Name: Ann Hochhausen

Rank: MAJ, USA

Organization: Henry M. Jackson Foundation

Performance Site: Landstuhl Regional Medical Center, Landstuhl, Germany, CMR 402, APO AE 09180

Year Published: 1995

Abstract Status: Initial


Although breastfeeding is recognized as the most nutritionally appropriate food source for newborn infants in the first year of life, many women decide either not to breastfeed or to stop breastfeeding before the end of the first year. Because there is evidence in the United States that the incidence of breastfeeding is declining, much research has been focused on the factors that contribute to "successful breastfeeding" and the reasons why women stop breastfeeding. To date, there have been no studies which focused on military women's infant feeding practices, their experiences with breastfeeding, or how a military woman would define successful breastfeeding for herself.
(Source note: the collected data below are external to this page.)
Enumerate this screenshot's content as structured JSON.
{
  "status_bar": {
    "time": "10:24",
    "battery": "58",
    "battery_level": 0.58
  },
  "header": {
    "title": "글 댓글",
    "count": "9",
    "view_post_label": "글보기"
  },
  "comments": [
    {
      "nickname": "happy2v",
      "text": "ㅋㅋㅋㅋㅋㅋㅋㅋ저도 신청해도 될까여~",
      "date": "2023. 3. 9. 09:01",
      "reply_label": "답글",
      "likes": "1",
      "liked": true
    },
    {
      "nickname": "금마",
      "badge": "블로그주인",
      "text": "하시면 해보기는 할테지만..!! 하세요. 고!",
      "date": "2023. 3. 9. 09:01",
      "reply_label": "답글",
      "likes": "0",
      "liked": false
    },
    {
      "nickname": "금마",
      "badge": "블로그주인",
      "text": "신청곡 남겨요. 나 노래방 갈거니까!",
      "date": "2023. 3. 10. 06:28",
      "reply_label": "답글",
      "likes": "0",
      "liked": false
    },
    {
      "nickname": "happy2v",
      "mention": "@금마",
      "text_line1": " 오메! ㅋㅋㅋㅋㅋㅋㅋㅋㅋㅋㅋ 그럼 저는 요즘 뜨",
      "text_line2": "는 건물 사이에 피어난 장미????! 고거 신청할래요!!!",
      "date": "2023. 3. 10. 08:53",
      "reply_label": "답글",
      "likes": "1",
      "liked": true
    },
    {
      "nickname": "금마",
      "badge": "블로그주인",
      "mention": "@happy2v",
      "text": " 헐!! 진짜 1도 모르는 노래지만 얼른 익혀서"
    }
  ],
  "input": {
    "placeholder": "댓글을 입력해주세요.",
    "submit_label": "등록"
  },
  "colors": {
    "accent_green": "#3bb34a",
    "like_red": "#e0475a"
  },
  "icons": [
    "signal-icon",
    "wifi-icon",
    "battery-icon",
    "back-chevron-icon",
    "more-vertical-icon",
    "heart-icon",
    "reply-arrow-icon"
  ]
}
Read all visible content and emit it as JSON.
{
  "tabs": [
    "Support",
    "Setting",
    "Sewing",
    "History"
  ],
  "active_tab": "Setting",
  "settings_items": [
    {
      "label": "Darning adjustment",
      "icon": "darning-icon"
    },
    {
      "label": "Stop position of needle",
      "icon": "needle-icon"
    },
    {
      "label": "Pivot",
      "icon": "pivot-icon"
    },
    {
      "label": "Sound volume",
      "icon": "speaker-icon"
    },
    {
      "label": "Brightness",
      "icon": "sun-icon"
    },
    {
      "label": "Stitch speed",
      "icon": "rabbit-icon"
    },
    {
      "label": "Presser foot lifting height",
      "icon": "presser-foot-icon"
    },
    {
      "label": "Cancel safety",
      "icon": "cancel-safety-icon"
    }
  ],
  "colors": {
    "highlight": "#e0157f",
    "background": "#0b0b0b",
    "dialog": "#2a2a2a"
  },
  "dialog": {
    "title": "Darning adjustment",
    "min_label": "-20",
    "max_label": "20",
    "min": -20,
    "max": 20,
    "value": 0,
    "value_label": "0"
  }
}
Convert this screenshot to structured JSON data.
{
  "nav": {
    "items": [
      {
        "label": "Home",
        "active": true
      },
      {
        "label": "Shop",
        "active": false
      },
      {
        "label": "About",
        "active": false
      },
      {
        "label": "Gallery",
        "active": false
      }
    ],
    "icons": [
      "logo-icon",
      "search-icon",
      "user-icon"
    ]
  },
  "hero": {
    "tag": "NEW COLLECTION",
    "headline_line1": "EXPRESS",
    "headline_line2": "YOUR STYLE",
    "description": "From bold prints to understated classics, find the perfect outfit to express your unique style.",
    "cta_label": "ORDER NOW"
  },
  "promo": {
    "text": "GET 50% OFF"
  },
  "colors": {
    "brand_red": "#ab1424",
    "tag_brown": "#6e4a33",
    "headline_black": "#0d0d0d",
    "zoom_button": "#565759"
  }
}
The purpose of this study is to make visible military woman's experiences of breastfeeding and stopping breastfeeding as lived by the woman themselves. The long-term goals of the study are to address the following questions: (1) What are the military woman's (officer, NCO, or enlisted) experiences of breastfeeding and what does it mean to them to have to stop, perhaps before planned? (2) What are the meanings of breastfeeding and its perceived significance to a military woman's life, to her new baby, husband or significant other, job, and personal life? (3) Are there common meanings and shared understandings among military women about breastfeeding that if uncovered could lead to further scientific investigation and intervention strategies helpful to military women, nurses, and commanders. DESIGN: Heideggerian Hermeneutical Inquiry. Fifteen active duty military women will self-identify for having breastfed their infants but stopped breastfeeding before they planned to. Subjects will be recruited by posted notices in military obstetric, pediatric, and family practice clinics in the greater Kaiserslautern area. Heideggerian hermeneutics is a phenomenological approach that seeks understanding of lived experiences through shared cultural meanings and practices. Subjects will be asked to respond to questions phrased in first person like #1 and #2 above. Specific probes are identified to focus the participant on feelings and events that elicit the meaning of the experience. Analysis is accomplished by a research team in multiple stages to elicit themes that may be useful to direct further study. Themes may also offer greater understanding to people associated with military women who choose to breastfeed while serving on active duty.